Il y a maintenant trois décennies, dans le milieu semi-urbain ou semi-rural qui nous vu grandir, nous avons découvert le vélo. Appelé en dialecte local, en Malinké, « Nêguêsso » (1),  le vélo a été pour nous une grande fascination. Car toutes les concessions ne possédaient pas un vélo, et celles qui en disposaient devaient savoir s’en servir.

En Côte d’Ivoire, comme dans la plupart des pays de la sous-région ouest-africaine, une grande partie de sa population vit d’activités  informelles, telles que l’agriculture et l’artisanat. Cette réalité était plus prégnante dans notre cité, située dans le centre-ouest du pays, ; c’était un réservoir de matières premières et de produits vivriers.  Cette brave et dynamique population avait trouvé un allié de taille pour vaguer à ses occupations : le vélo. Matins et soirs, ces bicycles défilaient sur les routes des champs et des marchés. Ici, les vélos servaient essentiellement à parcourir de longues distances, et à transporter les bagages, au point que la plupart de ces vélos subissaient des modifications plus ou moins importantes pour s’adapter aux besoins des usagers. Notamment, les roues arrière étaient « blindées », tandis que les porte-bagages étaient élargis et consolidés. Se faisant, certains transportaient deux  personnes sur leurs nêguêso le matin, et revenaient le soir du champ avec des chargements impressionnants de poids. Et parfois, en plus de cette charge, certains conducteurs se permettaient d’embarquer une personne sur le tronc du nêguêsso. Impressionnant et séduisant.

Jeunes écoliers, le vélo était tout aussi présent à l’école. Quelques rares personnes se faisaient déposer en voiture ou en mobylette, un plus grand nombre en vélo, mais la majorité écrasante empruntait le « 11 ». C’est-à-dire qu’elle marchait. Pendant ce temps, une race rare d’écoliers venait à vélo, garait leur bicycle dans la cour de l’établissement et se rendait en cours. Des vélos bizarres qui n’avaient pas de porte-bagages, constataient leurs camarades incrédules. Certainement qu’ils étaient méchants : en enlevant leurs porte-bagages, ils ne s’encombreraient pas à prendre leurs camarades sur leurs vélos, ni à justifier leurs refus. Mais tous ces préjugés s’envolaient lorsque l’illustre détenteur de vélo leurs permettaient de faire « un tour » le temps d’une récréation. « Un tour », entendez un tour à vélo. C’est le moment ou tous cherchent à rentrer dans les bonnes grâces du propriétaire de vélo, même ceux qui ne savent pas conduire veulent s’essayer pour découvrir l’effet que ça fait de se trouver derrière le guidon. Des moments magiques pour les impétrants.
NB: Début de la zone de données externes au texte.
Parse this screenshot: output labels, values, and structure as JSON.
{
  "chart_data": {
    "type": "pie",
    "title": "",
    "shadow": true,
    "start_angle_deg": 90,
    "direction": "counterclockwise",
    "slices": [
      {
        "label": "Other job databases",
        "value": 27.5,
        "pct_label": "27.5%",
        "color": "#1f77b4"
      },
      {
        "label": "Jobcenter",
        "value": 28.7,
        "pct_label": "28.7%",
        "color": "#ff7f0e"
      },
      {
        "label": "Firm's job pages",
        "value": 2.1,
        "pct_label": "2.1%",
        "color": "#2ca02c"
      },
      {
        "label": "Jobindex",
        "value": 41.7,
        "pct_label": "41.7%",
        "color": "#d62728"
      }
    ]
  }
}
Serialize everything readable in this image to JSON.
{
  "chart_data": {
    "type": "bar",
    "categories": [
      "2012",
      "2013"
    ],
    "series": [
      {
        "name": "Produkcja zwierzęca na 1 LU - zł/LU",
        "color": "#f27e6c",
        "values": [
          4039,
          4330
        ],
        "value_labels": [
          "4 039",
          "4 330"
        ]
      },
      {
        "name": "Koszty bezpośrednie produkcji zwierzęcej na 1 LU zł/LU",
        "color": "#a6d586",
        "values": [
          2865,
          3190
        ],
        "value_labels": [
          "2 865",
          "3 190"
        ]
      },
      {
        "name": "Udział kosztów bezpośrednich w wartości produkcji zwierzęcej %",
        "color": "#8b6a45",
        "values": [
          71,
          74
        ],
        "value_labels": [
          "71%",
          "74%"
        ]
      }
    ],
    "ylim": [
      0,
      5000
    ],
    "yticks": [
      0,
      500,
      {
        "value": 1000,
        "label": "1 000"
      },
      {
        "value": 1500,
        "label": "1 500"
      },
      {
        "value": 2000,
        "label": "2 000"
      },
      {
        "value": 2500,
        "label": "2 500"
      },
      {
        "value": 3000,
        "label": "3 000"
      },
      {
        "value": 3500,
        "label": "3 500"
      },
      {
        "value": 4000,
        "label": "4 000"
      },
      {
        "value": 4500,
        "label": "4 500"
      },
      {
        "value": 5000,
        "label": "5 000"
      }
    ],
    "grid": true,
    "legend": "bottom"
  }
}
A l’adolescence, chacun a eu l’occasion d’avoir un vélo à sa disposition et a appris à rouler. En réalité c’était un défi pour tous les jeunes hommes que de savoir faire du vélo. Une règle non écrite, mais très répandue. Ceux qui ne savent pas le faire se cachent, les autres ne manquent aucune occasion pour exhiber leurs talents de super-pilotes -surtout devant les jeunes filles, parade amoureuse oblige. Certains apprennent facilement, d’autres péniblement. Mais une constance : l’audace paie. Pour savoir rouler à vélo, l’apprenant est invité à oser, à ne pas craindre la chute ni la blessure. Un théorème stipulait même que : « Nul ne peut dompter le vélo sans avoir préalablement subit une blessure de celui-ci. » Chaque apprenant attendait donc avec anxiété sa blessure de vélo. Et, comme si le théorème était fondé, cela nous arrivait toujours. Et quand venait le jour de l’exploit, c’était un grand événement pour lui. Les autres ne s’en rendaient forcément pas compte, mais le concerné avait toutes les raisons de se voir aux anges. Fini les frustrations et les humiliations. Lui aussi pouvait désormais parader devant les jeunes filles, et les embarquer dès qu’elles laissaient apparaître un brin de souhait. Car, à cet âge, les vélos servent aussi à ça. Prendre à bord les jeunes filles, rouler à vive allure, se jeter dans des crevasses, donner de violents coup de freins, pour qu’elles  s’accrochent solidement au pilote en abandonnant leurs atouts naturels sur le dos attentionné de celui-ci.

Velo-gaminn

Ici, le vélodemeure essentiellement masculin, mais aussi majoritairement utilisé par les classes basses. Les classes aisées les utilisent, certes, mais le plus souvent comme jouets pour leurs enfants ou comme moyen de déplacement pour leurs domestiques. Pour résumer, on dira que les uns jouent avec l’outil de travail des autres. Il y a les uns et les autres, pour reprendre un adage populaire par ici.  Ce rapport au vélo est toujours d’actualité. En effet, en dépit de quelques rares usages sportifs professionnels, le vélo demeure cantonné aux zones rurales et il est aujourd’hui délaissé aux classes les plus défavorisées. Car avec l’arrivée des motos à coûts réduits sur le marché, la plupart des ménages ayant auparavant des vélos s’orientent vers  ces engins motorisés, au point où ces motos ont envahis la plupart des campagnes. Et dans les capitales urbaines, le vélo se fait très rare. Seul quelques artisans et personnels domestiques (vigiles, jardiniers, cuisiniers) les utilisent dans une ville comme Abidjan. En effet, dans les grandes villes, le vélo s’apparente plus à un danger qu’à un outil, tant les voies de circulation ne se prêtent guère à sa pratique à cause de l’urbanisation sauvage. La combinaison des facteurs susmentionnés ne laissent  pas présager d’un quelconque avenir pour le vélo sous nos tropiques. Mais tout espoir n’est peut-être pas encore perdu. Un sursaut collectif de nostalgiques et/ou d’amoureux du vélo pourrait un jour sauver ce sort presque scellé du Nêguêsso.

Tawakkal

(1) – Littéralement traduit du Malinké, « Nêguêsso » signifie « Asile du fer » ou « Foyer du fer ». Cela pour exprimer le fait qu’il est majoritairement constitué de cette matière.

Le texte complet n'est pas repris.